Over the years of freedom, political parties have lost their lustre in both India and Pakistan but it is in this country that the fall of political parties has been more ignominious and costlier.

When the Pakistan Muslim League was created in December 1947, the objective was to meet the new country’s need for a responsible political organisation to guide it and to keep an eye on its government. The Pakistan Muslim League accepted this role and for some months its president really considered himself entitled to call the government to account. The arrangement did not work. The government organised a stone-throwing party outside the League president’s house and he resigned. The prime minister became ex-officio president of the party. The Muslim League has remained a bonded maid in the PM house ever since.

Unfortunately, not only the various offspring of the Muslim League but other parties also got infected with the disease of subservience to authority, and even the Election Commission has failed to compel them to observe the first condition for a political organisation, namely, the holding of party elections on a regular basis.

The inevitable consequence of the downgrading of political parties has been governments’ increasing reliance on the state apparatus. The state apparatus betrayed Nazimuddin and he fell and also lost the plumage of Muslim League’s presidentship. Then the state apparatus played a game of musical chairs for five years and finally banished democracy in 1958.

Some latter-day examples of the havoc caused by the state establishment are worth recalling. Zulfikar Ali Bhutto rose to power on the crest of a movement generated by party followers. Soon afterwards, he started relying more on state apparatus than the party machine and realised the mistake only when the party workers had retired and the establishment had completed the script for his ouster.

During the 1988-98 decade, four governments fell under the axe of Article 58(2)b or under the command of the COAS, and the politicians heading them could do little because they had no party cadres to fight for them. In 1999, Nawaz Sharif tried to beat the state apparatus with a faction from its own ranks and the tactic boomeranged. The recent dharna agitation also revealed the ruling party’s lack of active and disciplined cadres. The isolated attempts to organise processions in its support only embarrassed saner political elements.

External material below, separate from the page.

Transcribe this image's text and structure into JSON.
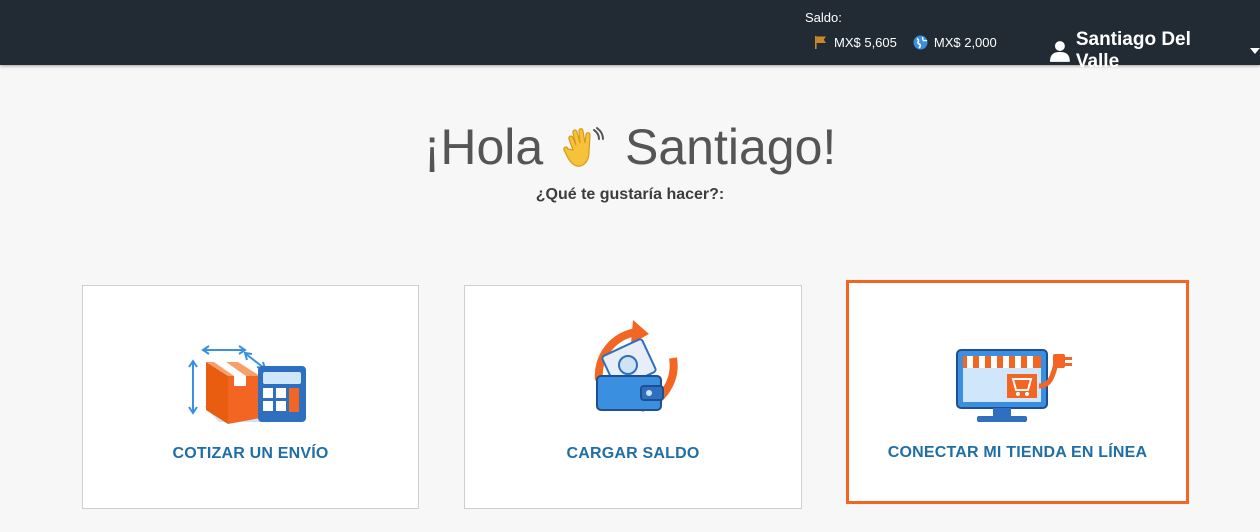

Lack of security is not the only disadvantage of managing a democratic structure without organised political parties. Governments that ignore their party base insulate themselves against the public. They lose the benefit of people’s collective wisdom while planning their agenda and also fail to notice their mistakes which are pretty obvious to citizens outside the circle of sycophants and hangers-on. Such governments exclude citizens from their rightful place in governance and ultimately alienate them to a dangerous extent.

The most important lesson of the present phase in Pakistan’s history is that people’s sovereignty does not mean only winning elections, completing the appointed term in assembly or government, and transfer of power from one elected government to another. It demands, in addition to all these things, properly structured, democratic parties and their dynamic cadres, as liberty, democracy and justice demand constant vigilance.

Pakistan is said to be fighting for its survival. The people want to know what this fight is about. What is at stake — the state, the government, the faith, the economy, a labourer’s job, a widow’s maintenance? The people are capable of rising to the occasion, but they depend, as always, on activists who can span the vast gap between them and their rulers.

Perhaps there is still time for the mainstream parties to look at themselves through ordinary citizens’ eyes and repent and reform. What Pakistan today needs more than bombs and bullets is row after row of young, informed, well-groomed and dedicated activists in properly organised political parties. If there is no hope of awakening among the fossilised leaderships on the front benches let their young followers start calling the shots or throw up new parties that would do justice to their noble calling.